While the microbiome has gained significant attention for its impact on digestive health in recent years, its effect on lung disease has largely remained unstudied.
Dr. Patricia Finn and a group of researchers at the University of Illinois at Chicago say this is a missed opportunity.
“The microbiome is the ecosystem of good and bad bacteria living in the body,” said Finn, the Earl M. Bane Professor of Medicine at UIC. “Because the lungs continuously and automatically draw air, and any number of environmental agents, into the body, the composition and balance of microbes in the lungs may have a profound effect on many respiratory conditions.”
New research from the group suggests that the lung microbiome plays a significant role in asthma severity and response to treatment. Asthma is a chronic disease in which lung airways become swollen and narrow, making it difficult for air to move in and out of lungs. Because people with asthma have inflamed airways, they experience a range of symptoms, including shortness of breath, coughing, wheezing and chest tightness.
In a group of clinically similar patients with asthma, the UIC College of Medicine researchers identified two asthma phenotypes by assessing the microbiome and airway inflammation. The patients were ages 18 to 30 with mild or moderate atopic asthma.
“This tells us the microbiome has relevance beyond the gut, and that it is a potential biomarker for asthma,” said Dr. David Perkins, professor of medicine, surgery and bioengineering at UIC. Perkins, who is also director of the metagenomic sequencing core, and Finn, who is also head of the department of medicine, jointly operate the research lab that identified the phenotypes.
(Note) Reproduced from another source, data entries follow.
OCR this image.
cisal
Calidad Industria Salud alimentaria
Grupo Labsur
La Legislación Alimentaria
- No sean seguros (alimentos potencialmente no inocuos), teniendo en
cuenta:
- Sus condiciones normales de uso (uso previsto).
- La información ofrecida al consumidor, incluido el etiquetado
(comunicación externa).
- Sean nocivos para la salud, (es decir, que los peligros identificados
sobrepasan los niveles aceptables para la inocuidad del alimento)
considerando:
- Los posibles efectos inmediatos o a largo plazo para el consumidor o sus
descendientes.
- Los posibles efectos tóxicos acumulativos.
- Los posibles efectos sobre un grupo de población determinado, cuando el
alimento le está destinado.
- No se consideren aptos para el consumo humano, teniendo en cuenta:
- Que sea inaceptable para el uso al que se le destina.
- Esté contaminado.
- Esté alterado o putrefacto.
These two phenotypes, called asthma phenotype one and two, or AP1 and AP2, are demarcated by the prevalence and dominance of different bacteria in the lung. When compared, patients in the two groups performed differently on pulmonary function tests.
AP1 was associated with less severe asthma; it showed decreased T helper cytokines and increased enterococcus bacteria, but normal pulmonary function tests. In contrast, AP2 was associated with increased pro-inflammatory cytokines, increased oral taxa and strep pneumonia bacteria, and decreased pulmonary function tests, or more severe asthma.
In both AP1 and AP2, the associations between the composition of the microbiome and specific inflammatory cytokines were decreased after treatment with an inhaled corticosteroid, a common asthma therapy. Researchers say this suggests that ICS may function by dampening responses to microbes.
“The data suggest that further study of the microbiome may help to develop more personalized treatment recommendations for patients with asthma,” said Finn, the corresponding author on the paper, which is published in PLOS ONE.
Finn says that asthma research has increasingly focused on the differences between seemingly similar patients, and that this study adds to the growing body of evidence that patients benefit from precision medicine approaches to common chronic diseases, such as asthma.
“If we can better understand how the individual’s lung microbiome affects asthma and identify likely microbial culprits, we may get to a point where we can predict and control asthma development and severity by shifting the microbiome early in life,” Finn said. “This could be as simple as diet, probiotics or medication.”
A second study from the Finn-Perkins lab, recently published in the American Journal of Respiratory Cell and Molecular Biology, showed that even prior to birth, exposure to specific compositions of bacteria may elicit an inflammatory immune response that could predispose individuals to asthma.
“This is an exciting time in scientific discovery,” Finn said. “We are learning that the lung microbiome potentially plays a role in many parts of the body including cord blood cells, which may impact disease onset or symptoms.”
Co-authors on the PLOS ONE paper are Finn, Perkins, Benjamin Turturice (first author), Halvor McGee, Brain Nguyen, Dr. Christian Ascoli, Ravi Ranjan and Asha Rani of UIC; Brian Oliver of the University of Technology Sydney; and Melissa Baraket of the University of New South Wales. Co-Authors on the AJRCMB paper are Finn, Perkins, Turturice (first author), Ranjan, Nguyen, and Dr. Lauren Hughes and Kalista Andropolis of UIC and Dr. Diane Gold, Dr. Augusto Litonjua and Dr. Emily Oken of Harvard University.
The National Institute of Allergy and Infectious Disease (5R01AI053878), one of the National Institutes of Health, funded both studies.